The hiatus meant more bad news for Boeing, who had said early this year that the halt in production would cost them $5.5 billion. The delivery today not only signaled that help was on the way to airlines relying on 787s for capacity but also Boeing’s revenues for the rest of this year. The manufacturer had made the 787 its economical, top-of-the-line widebody offering over the past decade with nearly 1,500 of the type on order across three variants.
Stan Deal, Boeing’s CEO of Commercial Airplanes said in a note to employees that, “every action and decision influences our customers’ trust in Boeing — we build trust one airplane at a time, we’ll continue to take the time needed to ensure each one meets our highest quality standards.”
Boeing’s Quest to Regain Its Reputation
As much as airlines need increased capacity and just want the planes they ordered, Boeing needs the revenue and chance to rebuild its reputation. Boeing has had its fair share of crises the past few years with the 737 MAX tragedies tarnishing the company’s reputation and leaving its future very much unknown.

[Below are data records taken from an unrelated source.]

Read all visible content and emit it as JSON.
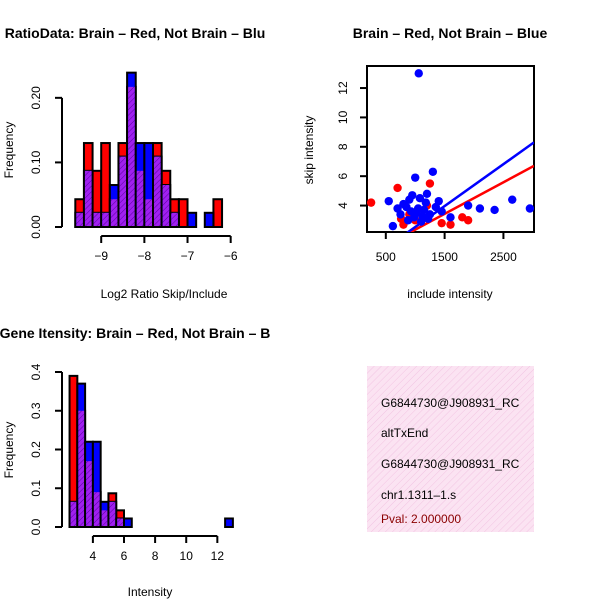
{
  "colors": {
    "red": "#ff0000",
    "blue": "#0000ff",
    "purple": "#a020f0",
    "pval": "#8b0000",
    "info_bg": "#fbe3f2"
  },
  "chart_data": [
    {
      "id": "ratio_hist",
      "type": "histogram",
      "title": "RatioData: Brain – Red, Not Brain – Blu",
      "xlabel": "Log2 Ratio Skip/Include",
      "ylabel": "Frequency",
      "xticks": [
        -9,
        -8,
        -7,
        -6
      ],
      "xtick_labels": [
        "−9",
        "−8",
        "−7",
        "−6"
      ],
      "yticks": [
        0.0,
        0.1,
        0.2
      ],
      "ytick_labels": [
        "0.00",
        "0.10",
        "0.20"
      ],
      "xlim": [
        -9.7,
        -5.9
      ],
      "ylim": [
        0,
        0.24
      ],
      "bin_width": 0.2,
      "red": [
        {
          "x0": -9.6,
          "value": 0.043
        },
        {
          "x0": -9.4,
          "value": 0.13
        },
        {
          "x0": -9.2,
          "value": 0.087
        },
        {
          "x0": -9.0,
          "value": 0.13
        },
        {
          "x0": -8.8,
          "value": 0.043
        },
        {
          "x0": -8.6,
          "value": 0.13
        },
        {
          "x0": -8.4,
          "value": 0.217
        },
        {
          "x0": -8.2,
          "value": 0.087
        },
        {
          "x0": -8.0,
          "value": 0.043
        },
        {
          "x0": -7.8,
          "value": 0.13
        },
        {
          "x0": -7.6,
          "value": 0.087
        },
        {
          "x0": -7.4,
          "value": 0.043
        },
        {
          "x0": -7.2,
          "value": 0.043
        },
        {
          "x0": -6.4,
          "value": 0.043
        }
      ],
      "blue": [
        {
          "x0": -9.6,
          "value": 0.022
        },
        {
          "x0": -9.4,
          "value": 0.087
        },
        {
          "x0": -9.2,
          "value": 0.022
        },
        {
          "x0": -9.0,
          "value": 0.022
        },
        {
          "x0": -8.8,
          "value": 0.065
        },
        {
          "x0": -8.6,
          "value": 0.109
        },
        {
          "x0": -8.4,
          "value": 0.239
        },
        {
          "x0": -8.2,
          "value": 0.13
        },
        {
          "x0": -8.0,
          "value": 0.13
        },
        {
          "x0": -7.8,
          "value": 0.109
        },
        {
          "x0": -7.6,
          "value": 0.065
        },
        {
          "x0": -7.4,
          "value": 0.022
        },
        {
          "x0": -7.0,
          "value": 0.022
        },
        {
          "x0": -6.6,
          "value": 0.022
        }
      ]
    },
    {
      "id": "scatter",
      "type": "scatter",
      "title": "Brain – Red, Not Brain – Blue",
      "xlabel": "include intensity",
      "ylabel": "skip intensity",
      "xticks": [
        500,
        1500,
        2500
      ],
      "xtick_labels": [
        "500",
        "1500",
        "2500"
      ],
      "yticks": [
        4,
        6,
        8,
        10,
        12
      ],
      "ytick_labels": [
        "4",
        "6",
        "8",
        "10",
        "12"
      ],
      "xlim": [
        180,
        3020
      ],
      "ylim": [
        2.2,
        13.5
      ],
      "points_red": [
        [
          250,
          4.2
        ],
        [
          700,
          5.2
        ],
        [
          760,
          3.1
        ],
        [
          800,
          2.7
        ],
        [
          900,
          3.4
        ],
        [
          1000,
          3.0
        ],
        [
          1200,
          4.0
        ],
        [
          1250,
          5.5
        ],
        [
          1450,
          2.8
        ],
        [
          1600,
          2.7
        ],
        [
          1800,
          3.2
        ],
        [
          1900,
          3.0
        ]
      ],
      "points_blue": [
        [
          550,
          4.3
        ],
        [
          620,
          2.6
        ],
        [
          700,
          3.8
        ],
        [
          750,
          3.4
        ],
        [
          800,
          4.1
        ],
        [
          850,
          3.9
        ],
        [
          880,
          3.0
        ],
        [
          900,
          4.4
        ],
        [
          930,
          3.6
        ],
        [
          950,
          4.7
        ],
        [
          980,
          3.2
        ],
        [
          1000,
          5.9
        ],
        [
          1020,
          3.5
        ],
        [
          1050,
          3.8
        ],
        [
          1060,
          13.0
        ],
        [
          1080,
          4.5
        ],
        [
          1100,
          2.9
        ],
        [
          1120,
          3.3
        ],
        [
          1150,
          3.7
        ],
        [
          1180,
          4.2
        ],
        [
          1200,
          4.8
        ],
        [
          1220,
          3.1
        ],
        [
          1250,
          3.4
        ],
        [
          1300,
          6.3
        ],
        [
          1350,
          3.9
        ],
        [
          1400,
          4.3
        ],
        [
          1450,
          3.6
        ],
        [
          1600,
          3.2
        ],
        [
          1900,
          4.0
        ],
        [
          2100,
          3.8
        ],
        [
          2350,
          3.7
        ],
        [
          2650,
          4.4
        ],
        [
          2950,
          3.8
        ]
      ],
      "fit_red": [
        [
          180,
          0.6
        ],
        [
          3020,
          6.7
        ]
      ],
      "fit_blue": [
        [
          180,
          0.2
        ],
        [
          3020,
          8.3
        ]
      ]
    },
    {
      "id": "intensity_hist",
      "type": "histogram",
      "title": "Gene Itensity: Brain – Red, Not Brain – B",
      "xlabel": "Intensity",
      "ylabel": "Frequency",
      "xticks": [
        4,
        6,
        8,
        10,
        12
      ],
      "xtick_labels": [
        "4",
        "6",
        "8",
        "10",
        "12"
      ],
      "yticks": [
        0.0,
        0.1,
        0.2,
        0.3,
        0.4
      ],
      "ytick_labels": [
        "0.0",
        "0.1",
        "0.2",
        "0.3",
        "0.4"
      ],
      "xlim": [
        2.4,
        13.2
      ],
      "ylim": [
        0,
        0.4
      ],
      "bin_width": 0.5,
      "red": [
        {
          "x0": 2.5,
          "value": 0.39
        },
        {
          "x0": 3.0,
          "value": 0.3
        },
        {
          "x0": 3.5,
          "value": 0.17
        },
        {
          "x0": 4.0,
          "value": 0.09
        },
        {
          "x0": 4.5,
          "value": 0.043
        },
        {
          "x0": 5.0,
          "value": 0.087
        },
        {
          "x0": 5.5,
          "value": 0.043
        }
      ],
      "blue": [
        {
          "x0": 2.5,
          "value": 0.065
        },
        {
          "x0": 3.0,
          "value": 0.37
        },
        {
          "x0": 3.5,
          "value": 0.22
        },
        {
          "x0": 4.0,
          "value": 0.22
        },
        {
          "x0": 4.5,
          "value": 0.065
        },
        {
          "x0": 5.0,
          "value": 0.065
        },
        {
          "x0": 5.5,
          "value": 0.022
        },
        {
          "x0": 6.0,
          "value": 0.022
        },
        {
          "x0": 12.5,
          "value": 0.022
        }
      ]
    }
  ],
  "info_panel": {
    "lines": [
      "G6844730@J908931_RC",
      "altTxEnd",
      "G6844730@J908931_RC",
      "chr1.1311–1.s"
    ],
    "pval": "Pval: 2.000000"
  }
}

Airlines only brought the 737 MAX back into service in early 2021 and passenger trust is something that Boeing will have to earn back and it will take a long time. It’s one thing for a corporation to damage its image with low-quality products that don’t stand up well, it’s another to knowingly build aircraft that have issues and then watch as hundreds die because of carelessness.
Boeing knows that the first step to getting customers and airlines to want to buy and fly on their planes is by being able to deliver them in the first place. The 787s still presents a fantastic option for carriers offering great fuel efficiency, range and comfort. Their size means they can be operated on long-haul flights between major and secondary markets which adds great flexibility for airlines.
Resumption of 787’s deliveries could also help to alleviate a lot of the issues related to capacity in the aviation industry right now. Not having one of the most important aircraft on the market in a standstill when it comes to deliveries has hurt numerous airlines. With almost 500 units still sitting on order books, most being the mid sized -9 variant while and longer -10, the return of the 787 is one that many airlines have been waiting for.